Open-world car sim where your kid races licensed supercars, customizes rides, and now robs LEGO Gotham ATMs in the latest Batman heist mode.

Car culture meets loot boxes

Your kid drives **300+ licensed cars** (Lamborghini, McLaren, Porsche) around an open-world city, customizes paint and performance, and meets other players at **car meets**. The May 2026 update added **The Dark Knight Pursuit**, a cops-and-robbers heist mode where kids either guard or loot **LEGO Gotham ATMs** for **Studs** currency. The core loop is free, but limited-edition vehicles live behind **premium crates** (R$649) with very low drop rates.

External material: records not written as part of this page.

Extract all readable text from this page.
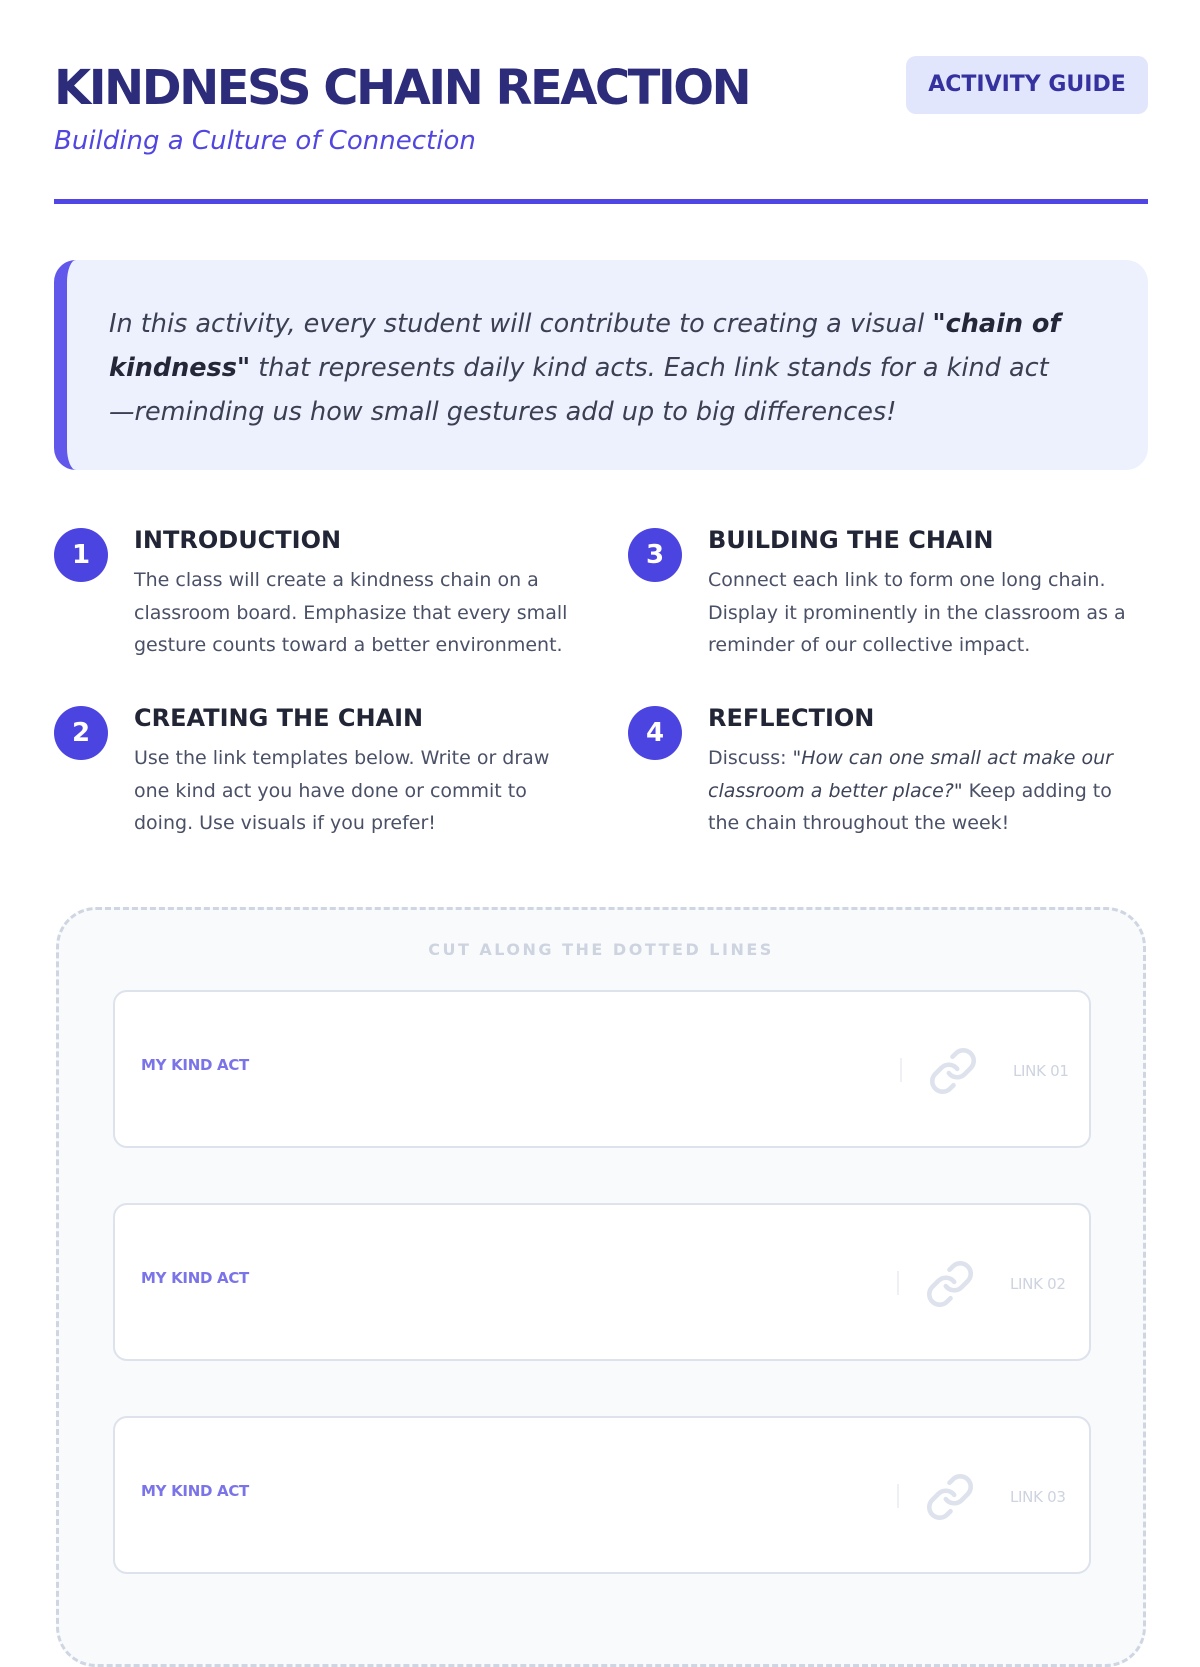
KINDNESS CHAIN REACTION

Building a Culture of Connection

ACTIVITY GUIDE
In this activity, every student will contribute to creating a visual "chain of kindness" that represents daily kind acts. Each link stands for a kind act—reminding us how small gestures add up to big differences!
1	INTRODUCTION

The class will create a kindness chain on a classroom board. Emphasize that every small gesture counts toward a better environment.

2	CREATING THE CHAIN

Use the link templates below. Write or draw one kind act you have done or commit to doing. Use visuals if you prefer!

3	BUILDING THE CHAIN

Connect each link to form one long chain. Display it prominently in the classroom as a reminder of our collective impact.

4	REFLECTION

Discuss: "How can one small act make our classroom a better place?" Keep adding to the chain throughout the week!

CUT ALONG THE DOTTED LINES
MY KIND ACT	LINK 01
MY KIND ACT	LINK 02
MY KIND ACT	LINK 03
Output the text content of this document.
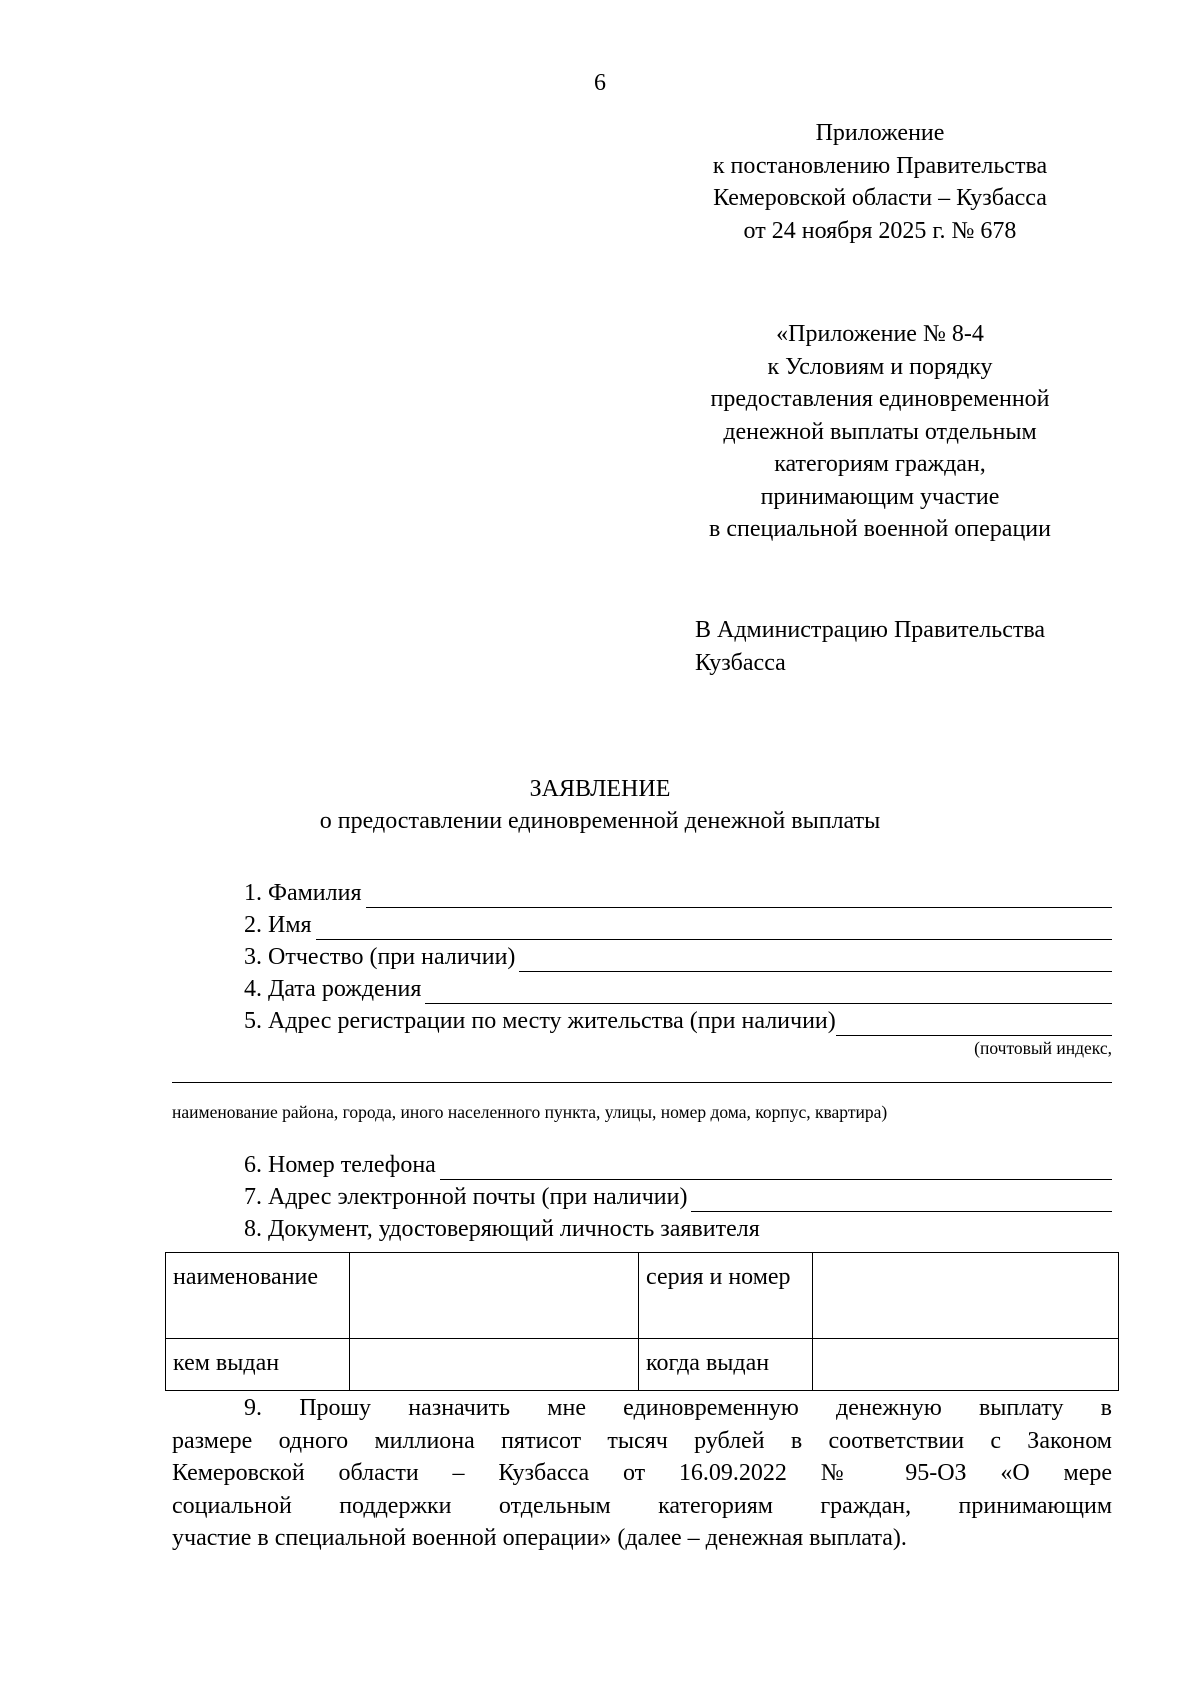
6
Приложение
к постановлению Правительства
Кемеровской области – Кузбасса
от 24 ноября 2025 г. № 678
«Приложение № 8-4
к Условиям и порядку
предоставления единовременной
денежной выплаты отдельным
категориям граждан,
принимающим участие
в специальной военной операции
В Администрацию Правительства
Кузбасса
ЗАЯВЛЕНИЕ
о предоставлении единовременной денежной выплаты
1. Фамилия
2. Имя
3. Отчество (при наличии)
4. Дата рождения
5. Адрес регистрации по месту жительства (при наличии)
(почтовый индекс,
наименование района, города, иного населенного пункта, улицы, номер дома, корпус, квартира)
6. Номер телефона
7. Адрес электронной почты (при наличии)
8. Документ, удостоверяющий личность заявителя
наименование		серия и номер	
кем выдан		когда выдан	
9. Прошу назначить мне единовременную денежную выплату в
размере одного миллиона пятисот тысяч рублей в соответствии с Законом
Кемеровской области – Кузбасса от 16.09.2022 № 95-ОЗ «О мере
социальной поддержки отдельным категориям граждан, принимающим
участие в специальной военной операции» (далее – денежная выплата).
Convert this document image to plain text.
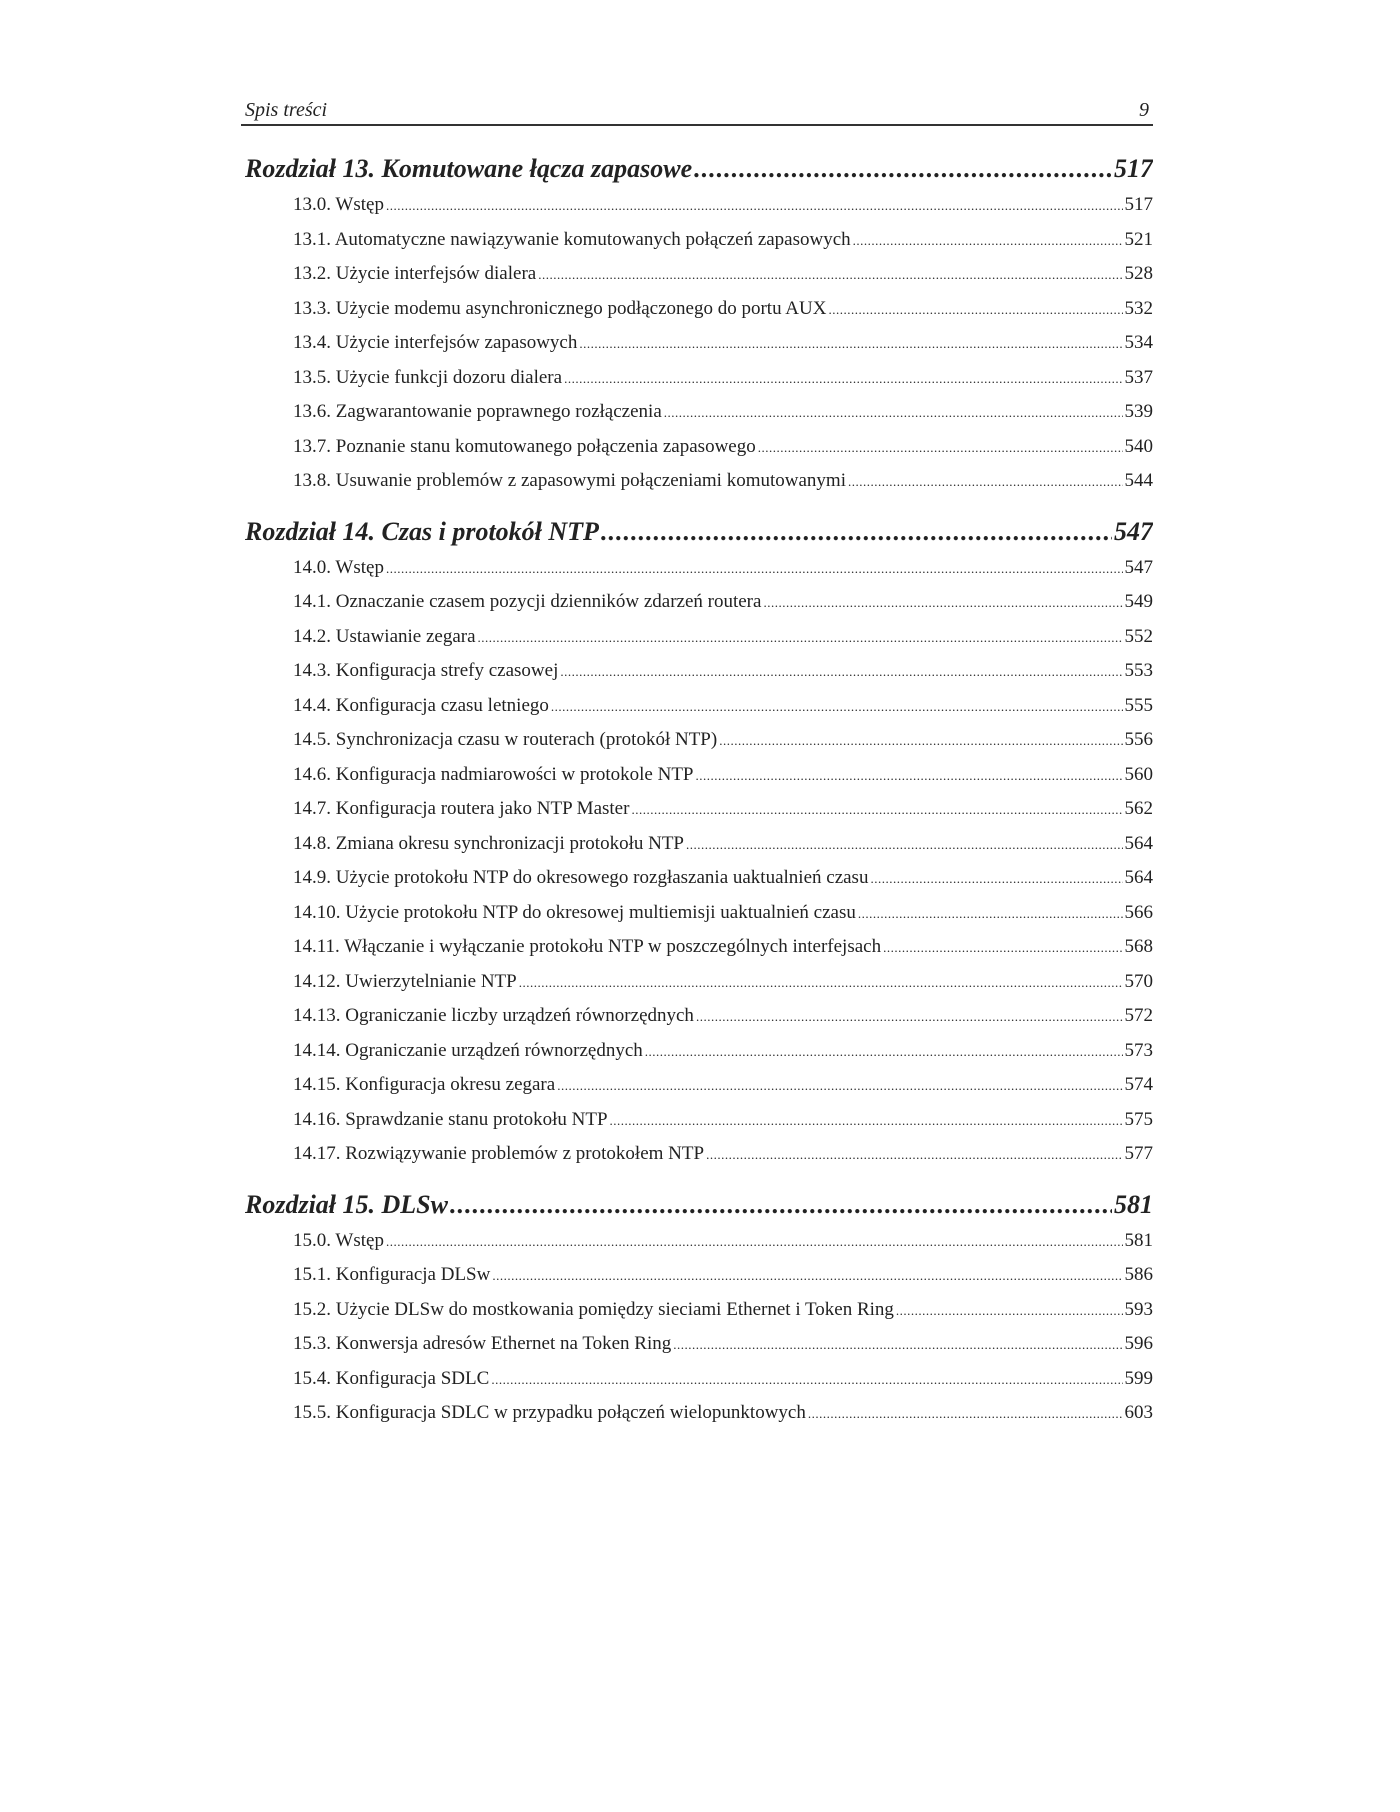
Spis treści	9
Rozdział 13. Komutowane łącza zapasowe .....	517
13.0. Wstęp .....	517
13.1. Automatyczne nawiązywanie komutowanych połączeń zapasowych .....	521
13.2. Użycie interfejsów dialera .....	528
13.3. Użycie modemu asynchronicznego podłączonego do portu AUX .....	532
13.4. Użycie interfejsów zapasowych .....	534
13.5. Użycie funkcji dozoru dialera .....	537
13.6. Zagwarantowanie poprawnego rozłączenia .....	539
13.7. Poznanie stanu komutowanego połączenia zapasowego .....	540
13.8. Usuwanie problemów z zapasowymi połączeniami komutowanymi .....	544
Rozdział 14. Czas i protokół NTP .....	547
14.0. Wstęp .....	547
14.1. Oznaczanie czasem pozycji dzienników zdarzeń routera .....	549
14.2. Ustawianie zegara .....	552
14.3. Konfiguracja strefy czasowej .....	553
14.4. Konfiguracja czasu letniego .....	555
14.5. Synchronizacja czasu w routerach (protokół NTP) .....	556
14.6. Konfiguracja nadmiarowości w protokole NTP .....	560
14.7. Konfiguracja routera jako NTP Master .....	562
14.8. Zmiana okresu synchronizacji protokołu NTP .....	564
14.9. Użycie protokołu NTP do okresowego rozgłaszania uaktualnień czasu .....	564
14.10. Użycie protokołu NTP do okresowej multiemisji uaktualnień czasu .....	566
14.11. Włączanie i wyłączanie protokołu NTP w poszczególnych interfejsach .....	568
14.12. Uwierzytelnianie NTP .....	570
14.13. Ograniczanie liczby urządzeń równorzędnych .....	572
14.14. Ograniczanie urządzeń równorzędnych .....	573
14.15. Konfiguracja okresu zegara .....	574
14.16. Sprawdzanie stanu protokołu NTP .....	575
14.17. Rozwiązywanie problemów z protokołem NTP .....	577
Rozdział 15. DLSw .....	581
15.0. Wstęp .....	581
15.1. Konfiguracja DLSw .....	586
15.2. Użycie DLSw do mostkowania pomiędzy sieciami Ethernet i Token Ring .....	593
15.3. Konwersja adresów Ethernet na Token Ring .....	596
15.4. Konfiguracja SDLC .....	599
15.5. Konfiguracja SDLC w przypadku połączeń wielopunktowych .....	603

Why kids play [LEGO BATMAN] Driving Empire 🏎️ Car Racing

Licensed supercar fantasy

Kids drive real brands they see on YouTube and in garage posters. **Lamborghini, McLaren, Porsche, and Audi** badges make every car feel collectible. The **Batmobile** and nine other LEGO Batman rides landed in May 2026, so every Comic-Con kid wants one.

Car meets and roleplay

The game hosts **community car meets** where kids park custom builds, turn on underglow, and critique each other's paint jobs. Your kid joins external Discord servers (267k+ members) to plan meets and share screenshots. It is car culture, Roblox edition.

Heist mode with teams

**The Dark Knight Pursuit** splits servers into **Security** (catch robbers) and **Henchmen** (loot ATMs). Kids earn **Studs** by driving getaway routes or blocking criminals. Every round feels like a Fast & Furious scene they scripted.

Deep customization loop

Your kid tweaks **paint, rims, spoilers, underglow, and engine tuning** on every car. The garage is a sandbox. Kids spend hours perfecting a look, then race it or show it at meets for clout.

What parents should watch for

Premium crate gambling pressure

February 2023's **R$649 premium crate** locked all 13 new cars behind **very low drop rates**, and the community protested hard enough that the developer muted Discord critics. Your kid will see limited-edition vehicles rotate in and out of these crates, and the fear of missing a Batmobile or rare McLaren can drive real spending. The game is free to race, but **collector FOMO is the business model**.

Heist mode roleplay bleed

In **The Dark Knight Pursuit**, kids play **Henchmen** looting **LEGO Gotham ATMs** and evading **Security** teams. Younger kids might not parse that robbing ATMs is roleplay, not a how-to. The mode is cops-and-robbers at heart, but the language is literal (loot, escape, criminal), and chat can drift into edgy heist talk.

Car meet Discord rabbit hole

Kids join external **car meet Discord servers** (267k+ members) to plan events and share builds. These are not moderated by Roblox or the developer. Your kid might land in channels with older teens talking about real cars, street racing, or off-topic content. **Discord invites posted in-game chat** are the entry point.

Trade scams for rare vehicles

Limited-edition cars from old events trade hands in DMs, and scammers offer duped vehicles or fake Robux deals. Your kid might get **"I'll give you the Batmobile for R$500 outside the game"** messages. The in-game chat and Discord are where these offers land.

Parent takeaway

The driving and racing are fine for any age that can read the UI, but the **premium crate gambling** and **external Discord car meet culture** make this a guided experience for under-13s. Lock chat to Friends, turn off DMs so trade scammers and Discord invites do not land in their inbox, and set a monthly Robux spending cap you both agree on. If your kid is obsessed with the Batmobile, acknowledge the FOMO and redirect to the free heist mode where they can still earn Studs and roleplay.